Tepat tanggal 28 Oktober 2017 yang lalu, saya
menikmati malam minggu yang berfaedah dengan
menyaksikan pertunjukan di kampus. Sebuah pertunjukan yang dilabeli dengan nama
Festival Budaya. Suatu acara yang dibikin untuk memperingati hari ulang tahun
kampus.
Sajian seperti ini, sebenarnya adalah
sajian yang sudah beberapa kali saya nikmati di beberapa tahun sebelumnya. Semenjak
menginjak kaki di Fakultas Ilmu Budaya
dan resmi mengenakan jas almamater Universitas
Mulawarman, sudah terhitung kira-kira empat kali
saya menikmati sajian yang sama di tahun 2014, 2015, 2016 dan yang terbaru di
tahun ini.
Namun acara serupa di
tahun ini, menurut saya cukup berbeda (selain dari nama yang berubah dan
rangkaian acaranya yang lebih panjang).
Saya masih ingat
betul bagaimana malam budaya (sebelum namanya diganti menjadi festival budaya di tahun ini) pertama
saya. Kala itu, saya masih menjadi
anggota teater kampus. Bersama Herman,
Nying-Nying (Febi), Deka, dan alm. Ardiyani. Kami berada
di atas panggung untuk memperkenalkan
teater yang baru kami rintis.
Kami
diarahkan oleh Wawan sebagai sutradara
(sekaligus pembina dan pemimpin teater kala itu).

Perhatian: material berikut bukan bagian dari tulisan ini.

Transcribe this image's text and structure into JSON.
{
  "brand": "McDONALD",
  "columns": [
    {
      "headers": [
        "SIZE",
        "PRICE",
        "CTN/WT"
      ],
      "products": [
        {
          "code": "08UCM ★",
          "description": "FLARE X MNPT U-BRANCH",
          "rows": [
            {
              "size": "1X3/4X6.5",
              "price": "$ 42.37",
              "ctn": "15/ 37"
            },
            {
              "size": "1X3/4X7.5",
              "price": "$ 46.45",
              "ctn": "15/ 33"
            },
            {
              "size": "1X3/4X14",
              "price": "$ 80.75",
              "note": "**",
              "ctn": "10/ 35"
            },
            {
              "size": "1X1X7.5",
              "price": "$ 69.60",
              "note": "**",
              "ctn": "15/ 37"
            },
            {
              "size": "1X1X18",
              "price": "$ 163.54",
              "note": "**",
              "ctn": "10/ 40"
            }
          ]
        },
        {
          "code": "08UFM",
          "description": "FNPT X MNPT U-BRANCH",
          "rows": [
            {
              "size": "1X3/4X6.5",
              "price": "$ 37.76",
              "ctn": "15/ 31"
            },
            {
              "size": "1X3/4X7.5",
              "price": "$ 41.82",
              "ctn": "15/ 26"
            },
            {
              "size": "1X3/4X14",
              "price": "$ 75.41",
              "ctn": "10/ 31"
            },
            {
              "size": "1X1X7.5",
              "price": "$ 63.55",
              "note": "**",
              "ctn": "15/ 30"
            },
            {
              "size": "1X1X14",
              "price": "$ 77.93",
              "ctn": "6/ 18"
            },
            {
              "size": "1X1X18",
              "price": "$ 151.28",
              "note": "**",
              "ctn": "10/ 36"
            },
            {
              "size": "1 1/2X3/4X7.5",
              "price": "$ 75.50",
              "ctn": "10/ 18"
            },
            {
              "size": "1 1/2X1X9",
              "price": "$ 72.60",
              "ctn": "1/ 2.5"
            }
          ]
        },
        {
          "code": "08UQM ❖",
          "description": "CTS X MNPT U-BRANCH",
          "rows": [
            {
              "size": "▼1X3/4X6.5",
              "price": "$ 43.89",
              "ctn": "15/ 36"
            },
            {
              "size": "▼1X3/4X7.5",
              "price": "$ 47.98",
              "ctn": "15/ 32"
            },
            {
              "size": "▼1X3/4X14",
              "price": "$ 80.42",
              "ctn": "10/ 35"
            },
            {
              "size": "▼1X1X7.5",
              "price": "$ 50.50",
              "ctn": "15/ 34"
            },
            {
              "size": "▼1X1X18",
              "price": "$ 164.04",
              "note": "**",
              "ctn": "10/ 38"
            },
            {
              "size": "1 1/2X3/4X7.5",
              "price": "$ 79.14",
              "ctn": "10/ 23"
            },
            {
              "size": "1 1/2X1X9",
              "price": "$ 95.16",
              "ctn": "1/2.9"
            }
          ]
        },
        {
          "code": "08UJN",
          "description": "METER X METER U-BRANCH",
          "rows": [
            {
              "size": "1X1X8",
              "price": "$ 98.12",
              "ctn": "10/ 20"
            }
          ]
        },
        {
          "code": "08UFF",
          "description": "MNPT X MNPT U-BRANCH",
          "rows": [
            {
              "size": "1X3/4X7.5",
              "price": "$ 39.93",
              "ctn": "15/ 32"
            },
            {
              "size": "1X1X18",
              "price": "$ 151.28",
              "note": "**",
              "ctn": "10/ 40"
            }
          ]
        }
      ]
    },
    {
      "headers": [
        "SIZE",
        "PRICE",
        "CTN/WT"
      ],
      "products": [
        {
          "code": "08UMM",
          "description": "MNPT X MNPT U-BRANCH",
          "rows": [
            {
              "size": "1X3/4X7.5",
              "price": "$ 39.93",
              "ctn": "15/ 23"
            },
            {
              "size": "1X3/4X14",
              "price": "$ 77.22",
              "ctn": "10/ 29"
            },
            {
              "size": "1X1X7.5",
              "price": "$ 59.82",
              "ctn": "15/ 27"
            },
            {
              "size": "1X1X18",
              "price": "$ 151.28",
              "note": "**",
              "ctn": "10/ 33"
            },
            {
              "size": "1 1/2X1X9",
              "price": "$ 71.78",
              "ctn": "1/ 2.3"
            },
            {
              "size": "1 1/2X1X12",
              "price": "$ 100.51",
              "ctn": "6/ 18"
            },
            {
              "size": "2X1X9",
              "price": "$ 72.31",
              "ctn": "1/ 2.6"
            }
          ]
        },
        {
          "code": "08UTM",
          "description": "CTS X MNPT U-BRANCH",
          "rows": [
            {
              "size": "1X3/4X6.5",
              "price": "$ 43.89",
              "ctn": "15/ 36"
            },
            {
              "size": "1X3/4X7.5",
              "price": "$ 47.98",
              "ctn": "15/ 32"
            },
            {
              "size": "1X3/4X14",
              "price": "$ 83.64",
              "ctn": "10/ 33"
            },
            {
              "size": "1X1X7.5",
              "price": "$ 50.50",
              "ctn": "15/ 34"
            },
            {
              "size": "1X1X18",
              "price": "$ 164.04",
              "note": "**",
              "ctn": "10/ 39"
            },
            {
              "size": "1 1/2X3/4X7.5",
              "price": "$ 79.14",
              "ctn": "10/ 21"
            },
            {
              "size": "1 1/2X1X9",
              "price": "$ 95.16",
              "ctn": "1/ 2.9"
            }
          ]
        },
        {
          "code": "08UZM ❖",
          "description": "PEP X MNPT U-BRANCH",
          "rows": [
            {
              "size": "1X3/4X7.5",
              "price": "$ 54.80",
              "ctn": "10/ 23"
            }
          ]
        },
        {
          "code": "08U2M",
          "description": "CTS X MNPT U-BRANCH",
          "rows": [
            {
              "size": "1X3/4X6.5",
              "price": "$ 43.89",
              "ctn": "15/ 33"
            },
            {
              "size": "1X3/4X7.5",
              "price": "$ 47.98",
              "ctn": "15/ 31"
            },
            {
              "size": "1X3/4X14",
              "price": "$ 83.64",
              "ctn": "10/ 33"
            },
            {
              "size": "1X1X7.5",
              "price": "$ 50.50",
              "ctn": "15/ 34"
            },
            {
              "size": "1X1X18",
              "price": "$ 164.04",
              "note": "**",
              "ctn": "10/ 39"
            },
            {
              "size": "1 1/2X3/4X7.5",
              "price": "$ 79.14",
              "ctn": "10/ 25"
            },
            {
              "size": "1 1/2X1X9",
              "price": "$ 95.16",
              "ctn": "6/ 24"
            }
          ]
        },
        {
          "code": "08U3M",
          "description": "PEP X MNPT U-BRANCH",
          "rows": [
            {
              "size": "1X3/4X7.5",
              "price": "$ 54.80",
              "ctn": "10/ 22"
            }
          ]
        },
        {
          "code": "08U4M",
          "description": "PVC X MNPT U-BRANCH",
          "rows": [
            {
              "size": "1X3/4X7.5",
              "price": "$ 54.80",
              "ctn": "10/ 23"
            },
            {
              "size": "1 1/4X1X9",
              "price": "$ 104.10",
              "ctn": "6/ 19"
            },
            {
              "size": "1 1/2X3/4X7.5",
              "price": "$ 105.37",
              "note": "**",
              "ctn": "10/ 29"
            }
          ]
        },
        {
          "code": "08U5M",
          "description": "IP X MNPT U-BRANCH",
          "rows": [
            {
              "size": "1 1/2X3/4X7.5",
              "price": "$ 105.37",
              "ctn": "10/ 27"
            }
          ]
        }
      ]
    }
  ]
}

Saya masih bisa ingat bagaimana atmosfer pengalaman pertama sebagai penampil dengan label (aktor). Walaupun ini juga bukan
pengalaman pertama saya naik panggung, bolak-balik saya berdiri di atas panggung
sendirian, melawak sebisanya sebagai seorang Stand Up Comedian (Walaupun lebih
sering gagal ketimbang lucunya). Tapi beda, ini akting, dan bekerja sama.
Tepat 3 tahun setelah itu. Saya sudah bukan lagi anggota atau bagian dari teater kampus saat ini. Beberapa pertimbangan
membuat saya harus mengakhiri perjuangan dan masa saya
di teater.
Tepat di Festival
Budaya tahun ini, sebelum
masuk ke dalam gedung pertunjukkan, saya kembali menikmati sajian dari teman-teman teater
kampus. Di halaman gedung pertunjukkan
malam itu, telah ter-setting berbagai macam perlengkapan dan properti teater.

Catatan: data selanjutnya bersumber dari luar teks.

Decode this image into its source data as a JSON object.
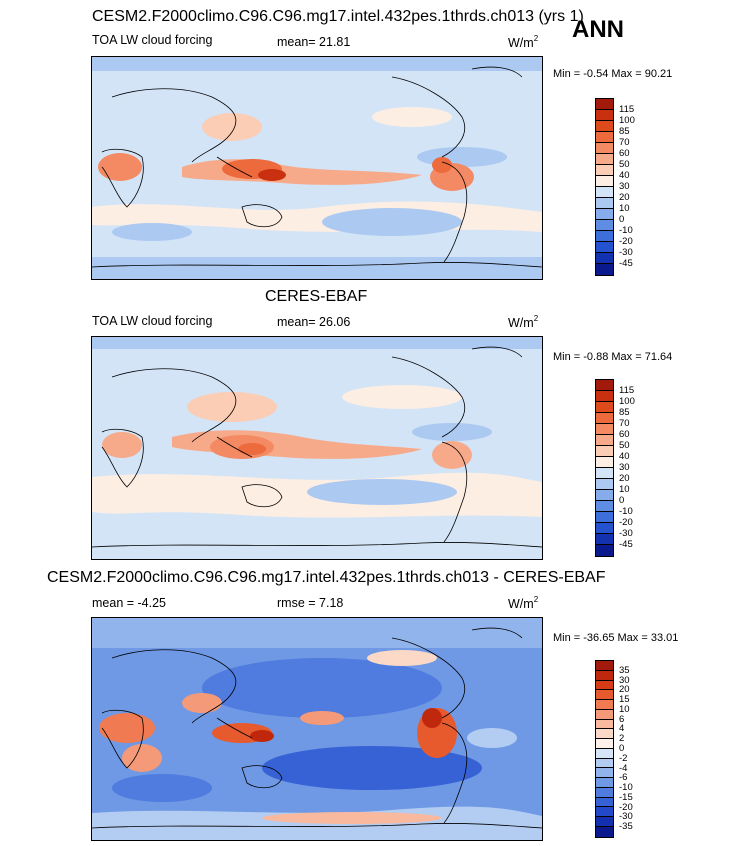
{
  "season": "ANN",
  "panels": [
    {
      "title": "CESM2.F2000climo.C96.C96.mg17.intel.432pes.1thrds.ch013 (yrs 1)",
      "left_label": "TOA LW cloud forcing",
      "center_label": "mean=  21.81",
      "units_base": "W/m",
      "units_exp": "2",
      "minmax": "Min =  -0.54 Max =  90.21"
    },
    {
      "title": "CERES-EBAF",
      "left_label": "TOA LW cloud forcing",
      "center_label": "mean=  26.06",
      "units_base": "W/m",
      "units_exp": "2",
      "minmax": "Min =  -0.88 Max =  71.64"
    },
    {
      "title": "CESM2.F2000climo.C96.C96.mg17.intel.432pes.1thrds.ch013 - CERES-EBAF",
      "left_label": "mean =  -4.25",
      "center_label": "rmse =  7.18",
      "units_base": "W/m",
      "units_exp": "2",
      "minmax": "Min = -36.65 Max =  33.01"
    }
  ],
  "colorbars": {
    "field": {
      "levels": [
        "115",
        "100",
        "85",
        "70",
        "60",
        "50",
        "40",
        "30",
        "20",
        "10",
        "0",
        "-10",
        "-20",
        "-30",
        "-45"
      ],
      "colors": [
        "#a11a0c",
        "#c9300f",
        "#dd4a1c",
        "#ec6a3c",
        "#f38a63",
        "#f7aa8a",
        "#fbcdb5",
        "#fdeee3",
        "#d3e4f7",
        "#abc9f1",
        "#86acec",
        "#5f8de3",
        "#3d6fdb",
        "#2552cf",
        "#1232b0",
        "#0a1a8c"
      ]
    },
    "diff": {
      "levels": [
        "35",
        "30",
        "20",
        "15",
        "10",
        "6",
        "4",
        "2",
        "0",
        "-2",
        "-4",
        "-6",
        "-10",
        "-15",
        "-20",
        "-30",
        "-35"
      ],
      "colors": [
        "#a11a0c",
        "#c0280d",
        "#d63d17",
        "#e65a2e",
        "#f07a51",
        "#f59a78",
        "#f9b99f",
        "#fcd8c7",
        "#fdf1e9",
        "#d6e6f8",
        "#b3cdf2",
        "#92b4ec",
        "#6f98e5",
        "#4f7cde",
        "#3762d5",
        "#2449c8",
        "#1330ae",
        "#0a1a8c"
      ]
    }
  }
}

Acara malam itu dibuka oleh pertunjukkan
dari mereka. Pertunjukkan teater yang jelas lebih baik dari 3 tahun sebelumnya, ketika kami baru merintisnya di awal. Saya tersenyum.
Saya senang melihat generasi baru mereka. Saya senang melihat
semangat baru mereka.
Walaupun saya masih bisa melihat yang
se-generasi dengan saya ikut berbaur dengan mereka, tampil malam itu. Tapi,
jelas mereka telah menjadi lebih baik saat ini, dan tentunya lebih mantap.
Bukankah itu kabar baik?
Bukankah bertambah banyaknya waktu yang kita
lewati, harus membuat kita menjadi lebih baik? Maka, sebagai penikmat mereka malam
itu, saya hanya bisa memberikan mereka tepuk
tangan (sebagai rasa bangga, sebagai rasa syukur, sebagai rasa terima kasih, dan tentu saja sebagai rasa
hormat).
Mereka, bukan kami yang dulu, mereka
adalah generasi mereka saat ini. Mereka adalah mereka. Mereka hebat.
Setelah penyajian teater, kami disuguhkan oleh sajian musik sampek. Kami menikmati beberapa menit kami dengan alunan-alunan
indah. Pemain sampek di pembuka malam itu masih satu generasi dengan saya.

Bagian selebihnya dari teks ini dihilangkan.